Overall, my visualizations work together to represent large, multifaceted sets of data. I aimed to create functional, informative products that could be immediately utilized by ISMMS librarians who are interested in tracking the scholarly output of the school’s faculty. With the first network and dashboard, they can interact with several variables to see almost 50 years of data in small, easily consumable pieces. With the second network and dashboard, they can see details about a particular subject especially in relation to journal titles. These visualizations can help to investigate a number of topics:

  • Trends in the publication of articles classified under certain subjects – when is a given subject most popular? What could an increase or decrease be attributed to – institutional changes, world events?

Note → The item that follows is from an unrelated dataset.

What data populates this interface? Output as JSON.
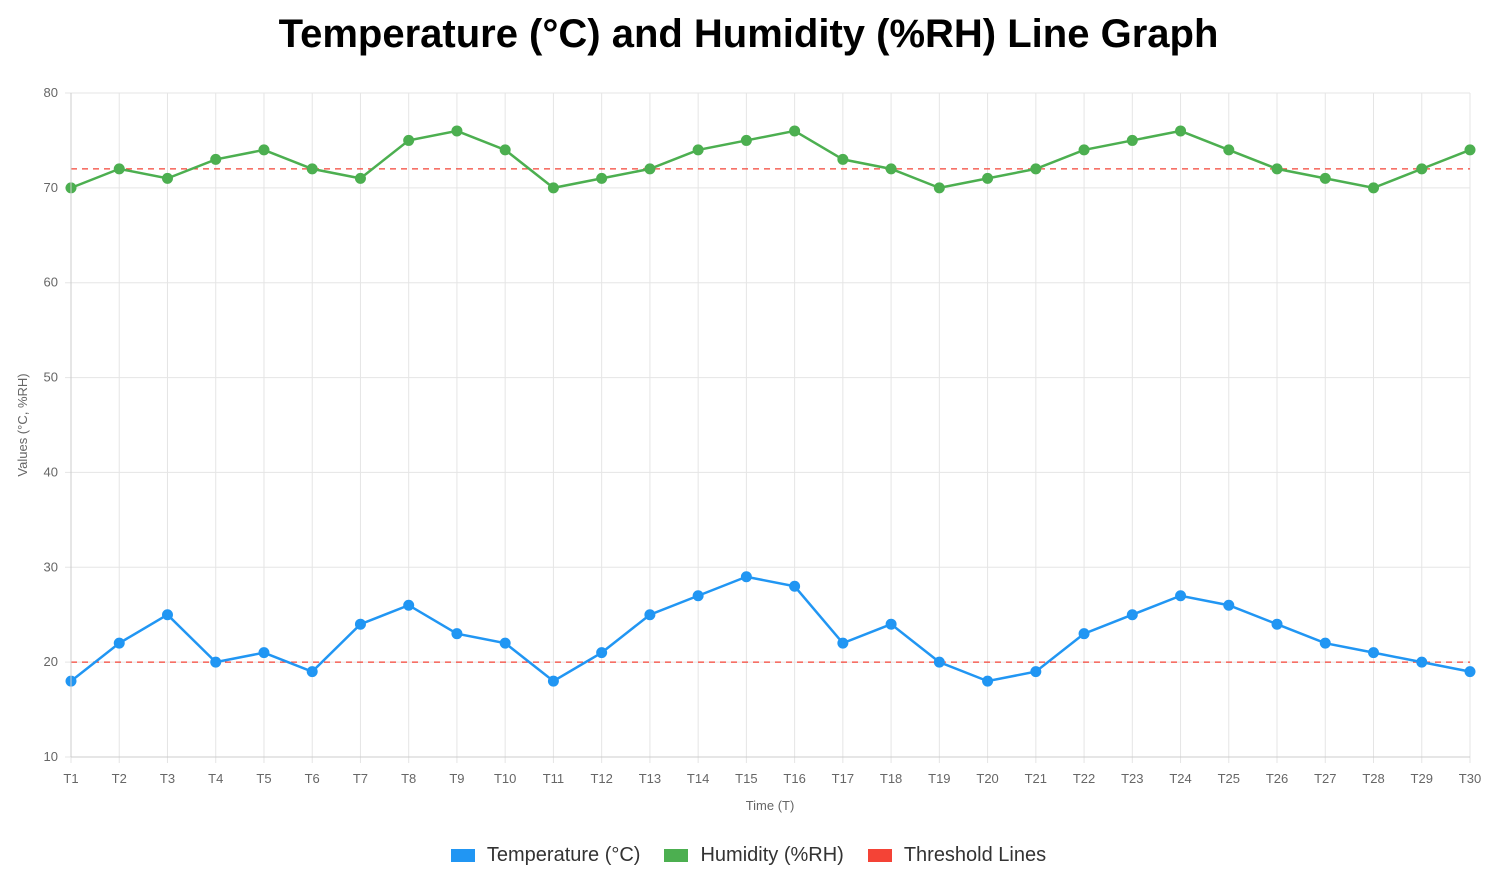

  • Trends in collaborations between ISMMS and institutions in other countries – are there official partnerships determining the clusters of activity that are evident on the map?
  • Relationships between subject areas
  • What journals are most frequently published in

There are still many variables left to look into more deeply. Ideally, I would have liked to break down the networks to an institutional level. All of the factors that Scopus provides data for could potentially be combined into massive visualizations using the same methods that went into making these smaller ones. Incorporating altmetrics is another possibility that could be integrated into these graphs. Even though my project is not concentrated on authors or citations, it is a foundation for representing that kind of low-level data.